The university currently requires GUPD presence for events in large venues, such as Gaston Hall, events featuring provocative speakers or subjects or events that involve alcohol, amplified sound or cash intake, according to the department webpage. Student organizations must pay an hourly rate — $68.25 per GUPD officer — at events they organize, with a general requirement of one officer per 75 participants.

Under the pilot program, student organizations that have access to university benefits will not be required to pay the hourly wage, though they still must submit GUPD security requests.
The Georgetown University Student Association (GUSA), Georgetown’s student government, will announce the change in its biweekly newsletter, saying the program is a collaboration between GUSA and GUPD.
“The Georgetown University Police Department (GUPD) and GUSA are excited to announce a pilot program waiving event security fees for student organizations with access to benefits during the Spring 2026 semester,” GUSA wrote in the newsletter.
Ignacio Loaiza Sandoval (CAS ʼ28), GUSA’s director of labor and financial accessibility, said he hopes the pilot program will pave the way for a permanent program.
“I’m hoping we see student groups take advantage of this next semester and show what they’re able to do when this barrier is removed,” Loaiza Sandoval told The Hoya. “Obviously, we have no indication of how permanent this change will be, but I’m hoping this is a precedent that we could set and keep moving forward.”
Student leaders have repeatedly criticized the security fee, citing burdens to clubs, which have to pay for security through their university-allocated budget or outside fundraising. In September, the GUSA Senate passed a bill asking GUPD to meet with senators and publicly clarify its guidelines on what events require police presence.
Fiona Naughton (SFS ʼ27), a member of the student labor group Georgetown Coalition for Workers’ Rights (GCWR), said GCWR spent a significant amount of their budget on GUPD officers at a workers solidarity concert this semester.

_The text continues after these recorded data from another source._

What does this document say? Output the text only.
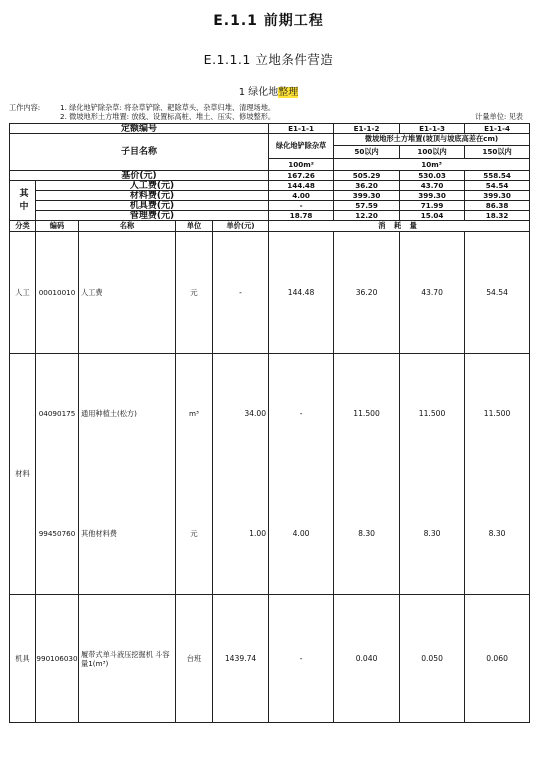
E.1.1 前期工程
E.1.1.1 立地条件营造
1 绿化地整理
工作内容:	1. 绿化地铲除杂草: 将杂草铲除、耙除草头、杂草归堆、清理场地。
2. 微坡地形土方堆置: 放线、设置标高桩、堆土、压实、修坡整形。	计量单位: 见表
定额编号					E1-1-1	E1-1-2	E1-1-3	E1-1-4
子目名称					绿化地铲除杂草	微坡地形土方堆置(坡顶与坡底高差在cm)		
						50以内	100以内	150以内
					100m²	10m³		
基价(元)					167.26	505.29	530.03	558.54
其中	人工费(元)				144.48	36.20	43.70	54.54
	材料费(元)				4.00	399.30	399.30	399.30
	机具费(元)				-	57.59	71.99	86.38
	管理费(元)				18.78	12.20	15.04	18.32
分类	编码	名称	单位	单价(元)	消 耗 量			
人工	00010010	人工费	元	-	144.48	36.20	43.70	54.54
材料	04090175	通用种植土(松方)	m³	34.00	-	11.500	11.500	11.500
	99450760	其他材料费	元	1.00	4.00	8.30	8.30	8.30
机具	990106030	履带式单斗液压挖掘机 斗容量1(m³)	台班	1439.74	-	0.040	0.050	0.060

“We had a solidarity concert in September, and we had to submit a police request form and set aside a significant portion of our budget — almost a quarter of our budget — to pay for the police there, and they didn’t do anything,” Naughton told The Hoya. “They literally just sat in their car. And it just felt like such a futile thing to have to do because it required so much advance notice.”
Roan Bedoian (CAS ʼ28), the speakers director for Georgetown University College Democrats and GUSA’s vice chair of the Policy and Advocacy Committee (PAC), said waiving security fees will strengthen student life across campus.
“I think it’s just better for club life, for students to be able to put the money that is in our student activity fee towards the actual activities themselves,” Bedoian told The Hoya. “So my hope is that it’s a successful pilot program and that university makes it permanent, expands it in any ways that may be necessary and that it’s something that improves the quality of student life on campus across the board.”
Naughton said requiring GUPD officers at student events helps normalize police supervision on campus.
“I think it’s worth every student kind of considering what Georgetown gets out of stationing police at regular student activities,” Naughton said. “When there are police outside of comedy events or at student events, it normalizes police presence at completely peaceful protests, and it creates a kind of normalization of police stations outside of just normal activities of student life.”
Loaiza Sandoval said the administration will evaluate the budgetary impact of the program before deciding on a permanent approach.
“So from our angle, I think the reason why this is a pilot is because they obviously want to see what the fiscal impact will be and how it will balance out within their budget,” Loaiza Sandoval said. “So I’m really hoping that we can show them that all the bureaucracy before was very silly, and that money was moving around in a very roundabout way, and that we get to keep this and institutionalize this.”